Nothing says yum like good food and great friends. Try my adaption of a BBQ Pork Bun. This make-ahead recipe was a crowd pleaser at my house. You can make the steamed buns or order out from your favorite Asian bakery. Everything else can be made ahead and assembled the day of the event.
Special Equipment Needed : Parchment paper and steamer if you are making the buns. Anova Precision cooker if you are using a Sous Vide cooking method and not using the stove top method to braise the pork.
For the Pork
1 cup soy sauce
1 cup good quality chicken stock
2 cups brown sugar
1/2 cup honey
2 teaspoons Chinese five spice
2 teaspoons sesame oil
1/2 cup oyster sauce
5 cloves garlic, cleaned and smashed
1 large onion, cleaned and peeled, rough chop
1/4 cup corn starch
2 pounds pork butt, cut into large cubes
2- 1 inch knobs of fresh ginger, peeled and smashed
Salt and pepper the pork cubes well and place in a gallon sided zip lock. In the bowl of your food processor add all the ingredients except for the pork and the ginger. Process until liquid. Reserve a 1/2 – 1 cup of the marinade. Add 1 piece of smashed ginger to the reserve and set aside air tight in the refrigerator.
Add the additional knob of ginger to the remaining marinade and place in a small high-sided sauce pan. Heat marinade to a boil stirring occasionally until thicken. Remove and cool.
Place the marinade in the bag with the pork and distribute evenly. Seal. Allow pork to marinate overnight. Preheat the water bath with your Anova precision cooker set to 160”F. Anchor the cooking bag and submerge the marinating pork for a minimum of 48 hours until meat is fork tender and shreds.
Or cook for 8-10 hours simmering on stove in large stock pot. Make sure meat is always covered in stock or water while cooking. ( still reserving 1 cup of the sauce before marinating meat. )
Once pork is cooked through-remove and shred with a fork. Heat a large skillet with a few drops of cooking oil, add the cooked pork, toss to brown. Add the reserved marinade liquid.
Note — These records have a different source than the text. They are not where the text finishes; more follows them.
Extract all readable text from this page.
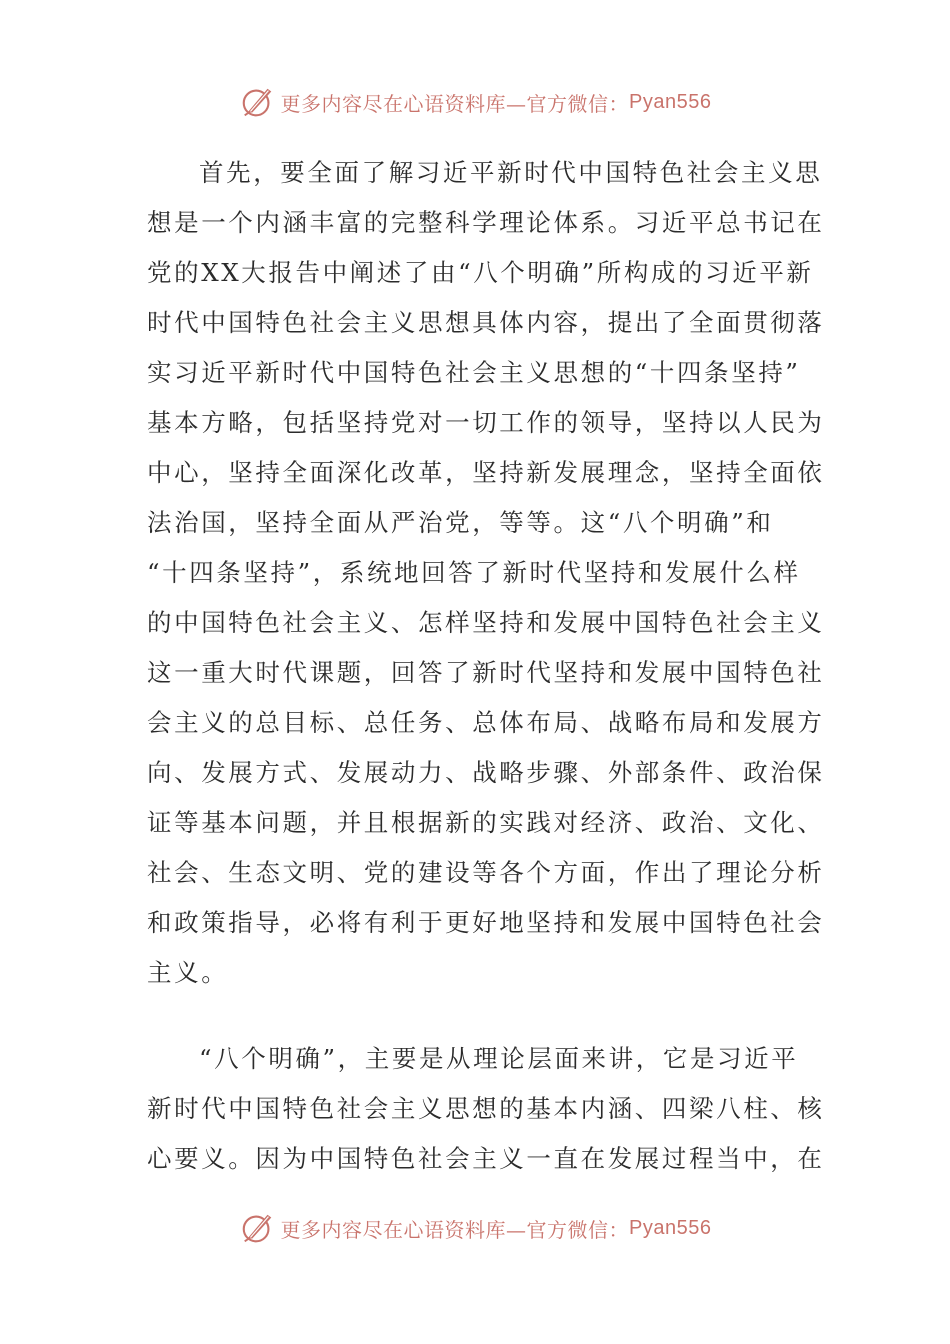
更多内容尽在心语资料库—官方微信： Pyan556

首先，要全面了解习近平新时代中国特色社会主义思
想是一个内涵丰富的完整科学理论体系。习近平总书记在
党的XX大报告中阐述了由“八个明确”所构成的习近平新
时代中国特色社会主义思想具体内容，提出了全面贯彻落
实习近平新时代中国特色社会主义思想的“十四条坚持”
基本方略，包括坚持党对一切工作的领导，坚持以人民为
中心，坚持全面深化改革，坚持新发展理念，坚持全面依
法治国，坚持全面从严治党，等等。这“八个明确”和
“十四条坚持”，系统地回答了新时代坚持和发展什么样
的中国特色社会主义、怎样坚持和发展中国特色社会主义
这一重大时代课题，回答了新时代坚持和发展中国特色社
会主义的总目标、总任务、总体布局、战略布局和发展方
向、发展方式、发展动力、战略步骤、外部条件、政治保
证等基本问题，并且根据新的实践对经济、政治、文化、
社会、生态文明、党的建设等各个方面，作出了理论分析
和政策指导，必将有利于更好地坚持和发展中国特色社会
主义。

“八个明确”，主要是从理论层面来讲，它是习近平
新时代中国特色社会主义思想的基本内涵、四梁八柱、核
心要义。因为中国特色社会主义一直在发展过程当中，在

更多内容尽在心语资料库—官方微信： Pyan556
Stir just to warm through and moisten meat. Taste, adjust seasoning.
Split warm pork buns and fill generously with pork filling. Top with slaw and sprinkle with sesame seeds. Serve immediately.
For the Slaw
2 carrots, peeled very thin
1/2 green cabbage,sliced very thin
1/2 purple cabbage, sliced very thin
4 scallions, cleaned and sliced thin diagonally
1/2 cup roasted peanuts, crushed ( optional )
2 teaspoons raw sugar
4 Tablespoons honey or agave
2 Tablespoons neutral flavor vegetable oil
1/8-1/4 cup rice wine or apple cider vinegar
2 tablespoons sweet soy sauce
1 bunch cilantro leaves, chopped
Salt and pepper to taste
White and black sesame seeds for garnish
In a small mixing bowl combine the cabbage, carrots, scallions and cilantro. Toss and set aside. In an additional small bowl, add the remaining ingredients and mix well to combine. Taste. Adjust seasoning and sweetness to your liking. Drizzle over the cabbage and toss to coat. Set aside. Garnish with sesame seeds before serving.
For the Steamed Buns ( The day of )
The buns are best made right before serving. Serve them warm and allow your guests to split and fill. So easy but does requires special equipment. Wok, or high sided wide pan to fit a three-tier steaming basket on. Parchment paper. You can also ask your local Asian bakery if they can make these for you. Or improvise and steam in your steaming pasket. Just make sure each bun in ontop of parchment paper and not directing on the steaming surface.
2 packets fast acting active dry yeast
1 -1/2 cups warm water ( add more if mixture need it)
4 cups all-purpose flour
4 Tablespoons sugar
1 Tablespoon canola or vegetable oil
2 teaspoons baking powder
In the bowl of your stand mixer fitted with a dough hook attachment (you can also just use a regular mixing bowl and knead by hand), dissolve the yeast in 1/2 cup of the warm water. Add the sugar. Allow to sit for about ten minutes until the yeast is activated and foams.
Sift together the flour and baking powder, and add it to the yeast mixture along with the oil and salt. Add more water until the mixture comes together , knead an additional 1-2 minutes on low setting until the dough is smooth and pulling away from the sides and you begin to see a ball forming.
Turn out into a slightly oiled bowl. Cover with a slightly damp cloth, and allow to rise let it rest for 2 hours. Once dough has doubled in size twist of golf ball size pieces and form balls. Please on a lined cookie sheet and allow to rise again for about 30 minutes.
When balls are puffy, place in a parchment lined steaming basket covered and steam for 12-15 minutes depending on the size. Remove from parchment when warm. Serve Immediately.